In 1950, while a schoolboy, Darwin Porter was introduced to a blonde starlet, Marilyn Monroe, by his mother, Hazel Triplet. The setting was the Helen Mar Hotel on Miami Beach. In charge of the hotel, Mrs. Triplet had been instructed by a fabled B-movie star, Ronald Reagan, to “give Marilyn whatever she wants.” He was picking up the tab, although discreetly staying in a suite at the more fashionable Roney Plaza Hotel nearby.
A fashion designer on the side, Mrs. Triplet designed and crafted a stunning white bathing suit for Marilyn to wear at poolside. It was very similar to a suit she’d designed for Linda Darnel for the film, Slattery’s Hurricane, shot the previous year in Florida.
“When Marilyn walked out by the pool in that bathing suit, she created a sensation,” Porter recalled. “A star was born.”

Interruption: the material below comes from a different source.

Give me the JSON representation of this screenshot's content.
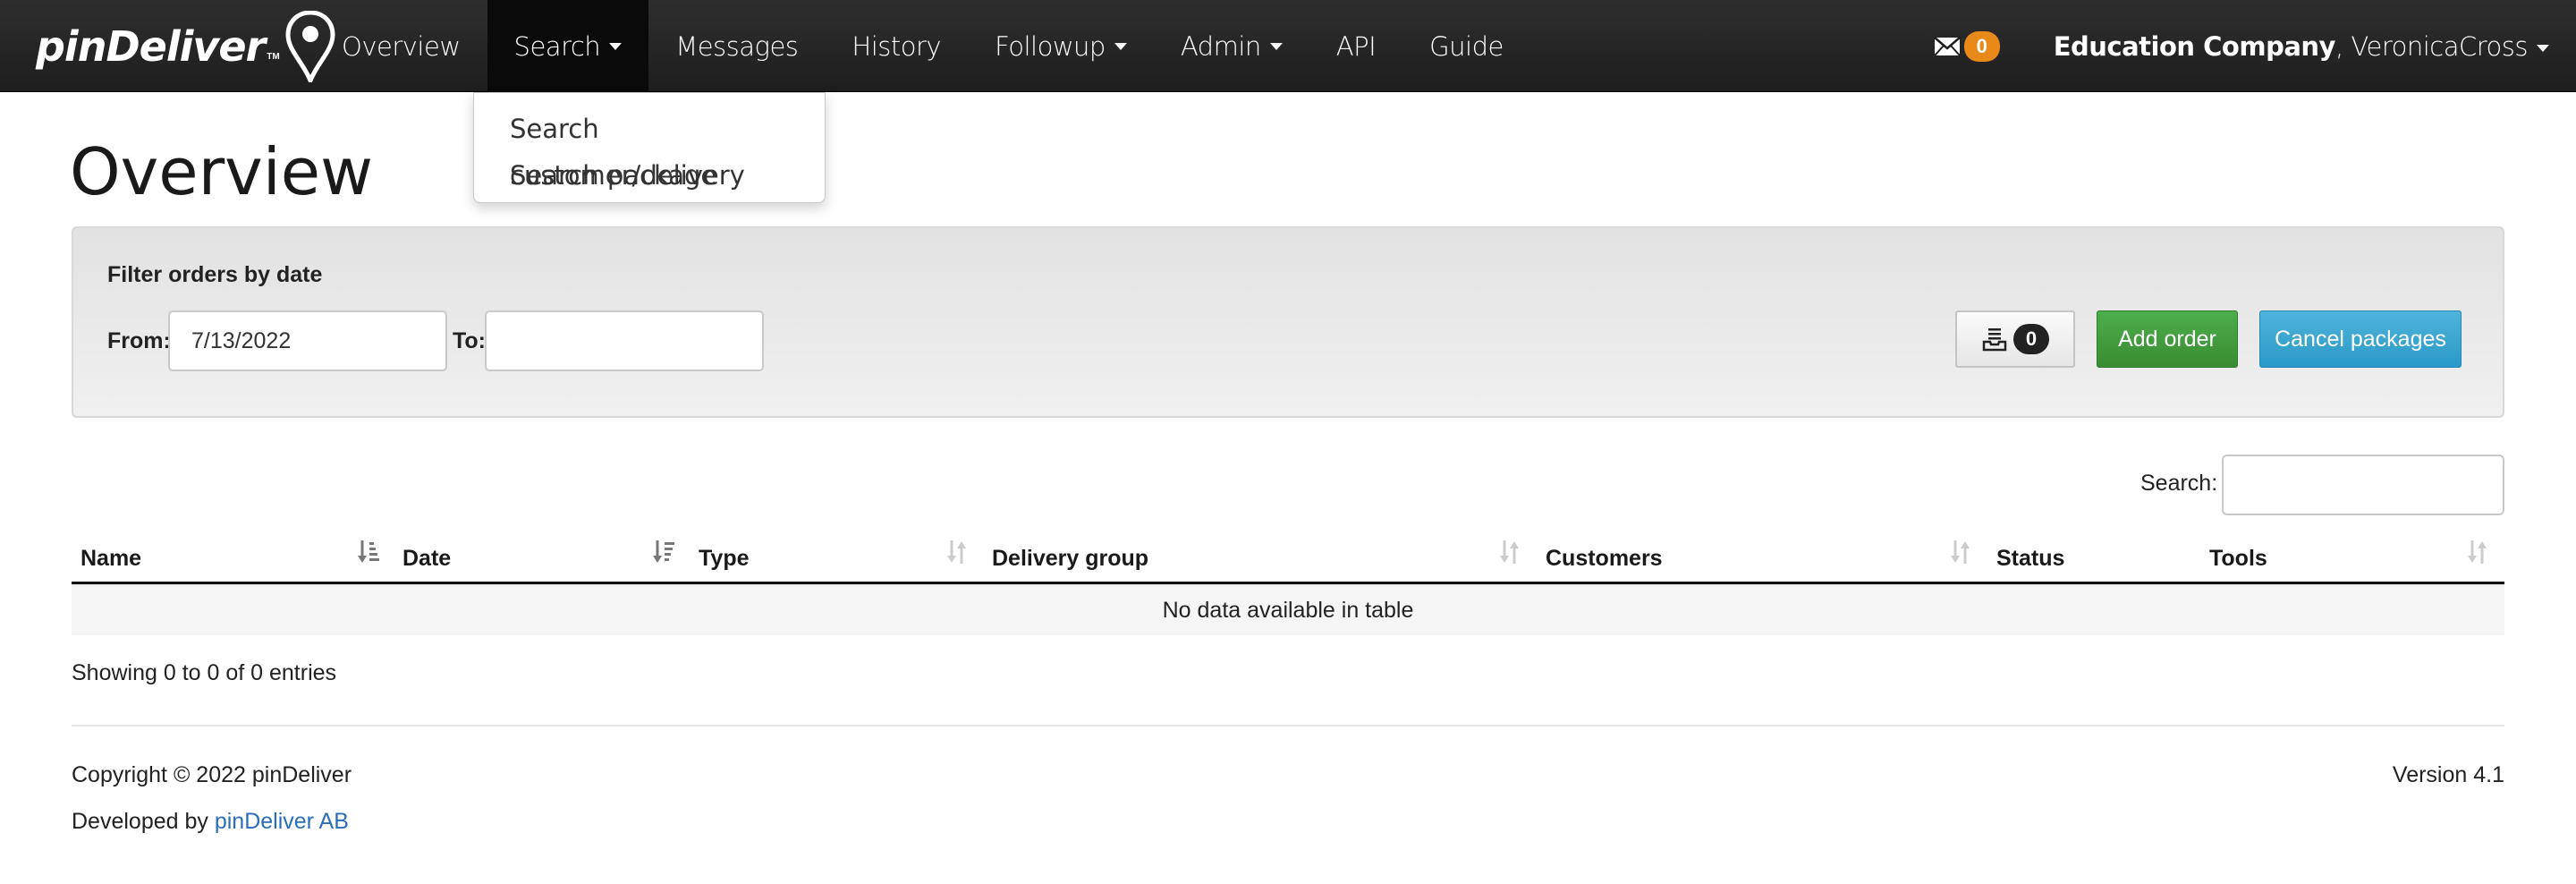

Years later, when Porter was an aspiring journalist and in college, Marilyn granted him a one-on-one interview when she flew to Florida to visit her former husband, Joe DiMaggio. “It was the beginning of my lifelong association with Marilyn Monroe,” Porter said.
After 1962, Porter began collecting and reading every bit of material he could on Marilyn, her life and death. While working for a television producer in Hollywood, Porter got to meet and know many of her friends and enemies—“both those who loved her and those who were highly critical, perhaps jealous. I ended up with enough material for ten volumes.”
Today, Porter is one of the world’s leading celebrity biographers, having written books on such diverse figures as Humphrey Bogart, Katharine Hepburn, Howard Hughes, Marlon Brando, Paul Newman, Steve McQueen, Merv Griffin, Michael Jackson, the Kennedys, Frank Sinatra, and J. Edgar Hoover.
He is also the co-author of the popular Hollywood Babylon series, and is also the co-author of Damn You, Scarlett O’Hara, which exposed the complicated and deeply anguished private lives of Laurence Olivier and Vivien Leigh.
Currently, Porter is working on Elizabeth Taylor: There is othing Like a Dame, scheduled for publication in October of 2012.
When he isn’t traveling, Porter lives in New York City.